Related Practices

E-Commerce Law Week, Issue 637

January 1, 2011

Some Injuries Just Don't Hurt

“Injury in fact” and “actual loss or damage” would seem, to the untrained eye, to be the same thing.  But, as demonstrated in data breach cases, you can have the first without the second, and thus have standing to sue in federal court but not a cognizable negligence claim.  In Krottner v. Starbucks, the Ninth Circuit found that the increased risk of identity theft constituted "injury in fact" and thus gave plaintiffs standing under Article III, Section 2 of the U.S. Constitution.  It also found that a plaintiff's alleged stress and anxiety arising from a data breach was sufficient to confer standing.  But the court ruled, in a second, unpublished opinion, that the allegation of a risk of future harm did not constitute “actual loss or damage” necessary to make out a negligence claim under the law of Washington State.  The Ninth Circuit’s decision that standing could be predicated on the risk of future identity theft appears to deepen a circuit split on this issue.

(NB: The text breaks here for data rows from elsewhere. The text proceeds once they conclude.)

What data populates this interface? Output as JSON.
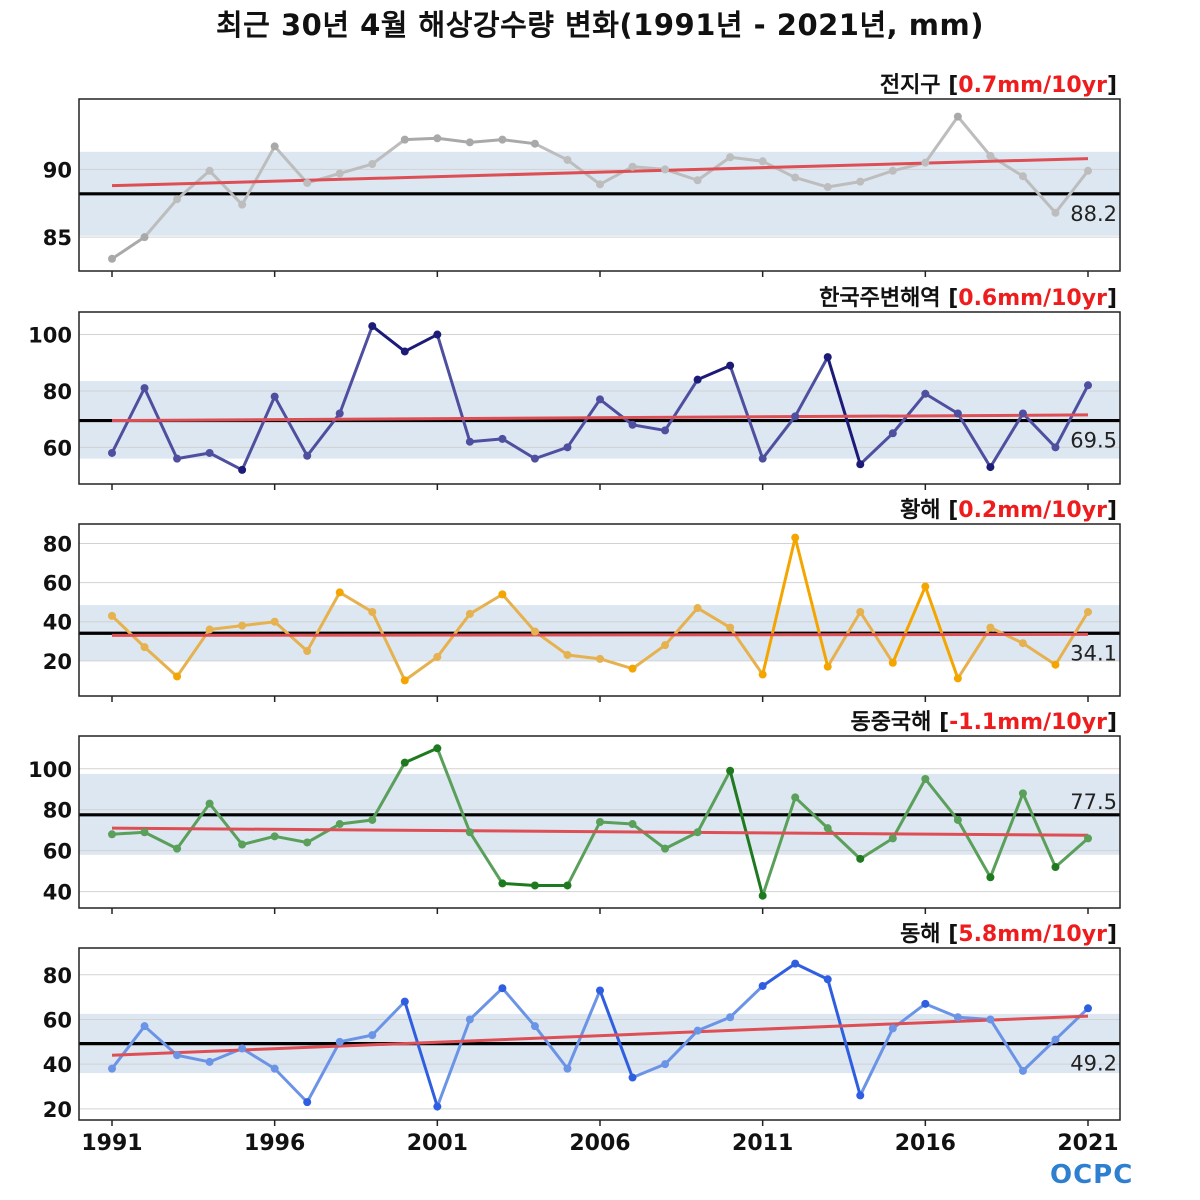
{
  "title": "최근 30년 4월 해상강수량 변화(1991년 - 2021년, mm)",
  "logo_text": "OCPC",
  "x_ticks": [
    1991,
    1996,
    2001,
    2006,
    2011,
    2016,
    2021
  ],
  "chart_data": [
    {
      "type": "line",
      "name": "전지구",
      "trend_label": "0.7mm/10yr",
      "x": [
        1991,
        1992,
        1993,
        1994,
        1995,
        1996,
        1997,
        1998,
        1999,
        2000,
        2001,
        2002,
        2003,
        2004,
        2005,
        2006,
        2007,
        2008,
        2009,
        2010,
        2011,
        2012,
        2013,
        2014,
        2015,
        2016,
        2017,
        2018,
        2019,
        2020,
        2021
      ],
      "values": [
        83.4,
        85.0,
        87.8,
        89.9,
        87.4,
        91.7,
        89.0,
        89.7,
        90.4,
        92.2,
        92.3,
        92.0,
        92.2,
        91.9,
        90.7,
        88.9,
        90.2,
        90.0,
        89.2,
        90.9,
        90.6,
        89.4,
        88.7,
        89.1,
        89.9,
        90.5,
        93.9,
        91.0,
        89.5,
        86.8,
        89.9
      ],
      "mean": 88.2,
      "mean_label": "88.2",
      "std_band": [
        85.1,
        91.3
      ],
      "trend": [
        88.8,
        90.8
      ],
      "ylim": [
        82.5,
        95.2
      ],
      "yticks": [
        85,
        90
      ],
      "color": "#bdbdbd",
      "dark_color": "#a9a9a9"
    },
    {
      "type": "line",
      "name": "한국주변해역",
      "trend_label": "0.6mm/10yr",
      "x": [
        1991,
        1992,
        1993,
        1994,
        1995,
        1996,
        1997,
        1998,
        1999,
        2000,
        2001,
        2002,
        2003,
        2004,
        2005,
        2006,
        2007,
        2008,
        2009,
        2010,
        2011,
        2012,
        2013,
        2014,
        2015,
        2016,
        2017,
        2018,
        2019,
        2020,
        2021
      ],
      "values": [
        58,
        81,
        56,
        58,
        52,
        78,
        57,
        72,
        103,
        94,
        100,
        62,
        63,
        56,
        60,
        77,
        68,
        66,
        84,
        89,
        56,
        71,
        92,
        54,
        65,
        79,
        72,
        53,
        72,
        60,
        82
      ],
      "mean": 69.5,
      "mean_label": "69.5",
      "std_band": [
        56,
        83.5
      ],
      "trend": [
        69.5,
        71.5
      ],
      "ylim": [
        47,
        108
      ],
      "yticks": [
        60,
        80,
        100
      ],
      "color": "#4f4f9f",
      "dark_color": "#1c1c78"
    },
    {
      "type": "line",
      "name": "황해",
      "trend_label": "0.2mm/10yr",
      "x": [
        1991,
        1992,
        1993,
        1994,
        1995,
        1996,
        1997,
        1998,
        1999,
        2000,
        2001,
        2002,
        2003,
        2004,
        2005,
        2006,
        2007,
        2008,
        2009,
        2010,
        2011,
        2012,
        2013,
        2014,
        2015,
        2016,
        2017,
        2018,
        2019,
        2020,
        2021
      ],
      "values": [
        43,
        27,
        12,
        36,
        38,
        40,
        25,
        55,
        45,
        10,
        22,
        44,
        54,
        35,
        23,
        21,
        16,
        28,
        47,
        37,
        13,
        83,
        17,
        45,
        19,
        58,
        11,
        37,
        29,
        18,
        45
      ],
      "mean": 34.1,
      "mean_label": "34.1",
      "std_band": [
        20,
        48.5
      ],
      "trend": [
        33.0,
        33.5
      ],
      "ylim": [
        2,
        90
      ],
      "yticks": [
        20,
        40,
        60,
        80
      ],
      "color": "#e6b14f",
      "dark_color": "#f4a500"
    },
    {
      "type": "line",
      "name": "동중국해",
      "trend_label": "-1.1mm/10yr",
      "x": [
        1991,
        1992,
        1993,
        1994,
        1995,
        1996,
        1997,
        1998,
        1999,
        2000,
        2001,
        2002,
        2003,
        2004,
        2005,
        2006,
        2007,
        2008,
        2009,
        2010,
        2011,
        2012,
        2013,
        2014,
        2015,
        2016,
        2017,
        2018,
        2019,
        2020,
        2021
      ],
      "values": [
        68,
        69,
        61,
        83,
        63,
        67,
        64,
        73,
        75,
        103,
        110,
        69,
        44,
        43,
        43,
        74,
        73,
        61,
        69,
        99,
        38,
        86,
        71,
        56,
        66,
        95,
        75,
        47,
        88,
        52,
        66
      ],
      "mean": 77.5,
      "mean_label": "77.5",
      "std_band": [
        58,
        97.5
      ],
      "trend": [
        71.0,
        67.5
      ],
      "ylim": [
        32,
        116
      ],
      "yticks": [
        40,
        60,
        80,
        100
      ],
      "color": "#5a9f5a",
      "dark_color": "#1f7a1f"
    },
    {
      "type": "line",
      "name": "동해",
      "trend_label": "5.8mm/10yr",
      "x": [
        1991,
        1992,
        1993,
        1994,
        1995,
        1996,
        1997,
        1998,
        1999,
        2000,
        2001,
        2002,
        2003,
        2004,
        2005,
        2006,
        2007,
        2008,
        2009,
        2010,
        2011,
        2012,
        2013,
        2014,
        2015,
        2016,
        2017,
        2018,
        2019,
        2020,
        2021
      ],
      "values": [
        38,
        57,
        44,
        41,
        47,
        38,
        23,
        50,
        53,
        68,
        21,
        60,
        74,
        57,
        38,
        73,
        34,
        40,
        55,
        61,
        75,
        85,
        78,
        26,
        56,
        67,
        61,
        60,
        37,
        51,
        65
      ],
      "mean": 49.2,
      "mean_label": "49.2",
      "std_band": [
        36,
        62.5
      ],
      "trend": [
        44.0,
        61.5
      ],
      "ylim": [
        15,
        92
      ],
      "yticks": [
        20,
        40,
        60,
        80
      ],
      "color": "#6b93e6",
      "dark_color": "#2f5fe0"
    }
  ]
}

Court Guts Usefulness of CFAA for Employers

A federal court in California recently adopted an extremely narrow interpretation of the Computer Fraud and Abuse Act (CFAA) which, if adopted by other courts, would make it much more difficult for companies to go after rogue employees who make off with proprietary data or undertake some other harmful activity on a company computer.  In Accenture, LLP, v. Sidhu, the court essentially held that if an employer makes a computer available to an employee, that employee is “authorized” to access that computer for any reason, even if his access violates company policy.  This is an issue that has repeatedly split the courts.  But even among courts that have adopted a narrow view of the CFAA’s applicability, the Accenture court’s decision stands out as one of the most restrictive.

European Parliament Seeks Crack Down on Behavioral Advertising

The European Parliament has issued a resolution calling for tighter regulation of the online advertising industry and better safeguards for consumers.  The resolution focuses on behavioral advertising, which it says “constitutes a serious attack on the protection of privacy.”  Earlier this year, the EU Article 29 Data Protection Working Party issued an Opinion that called for, among other things, a “consent button,” which would restrict behavioral advertising to people who had actively approved its use.  The resolution also delves into the area of keyword search terms, recommending that the EU restrict search engines from selling trademarked brand names as advertising keywords.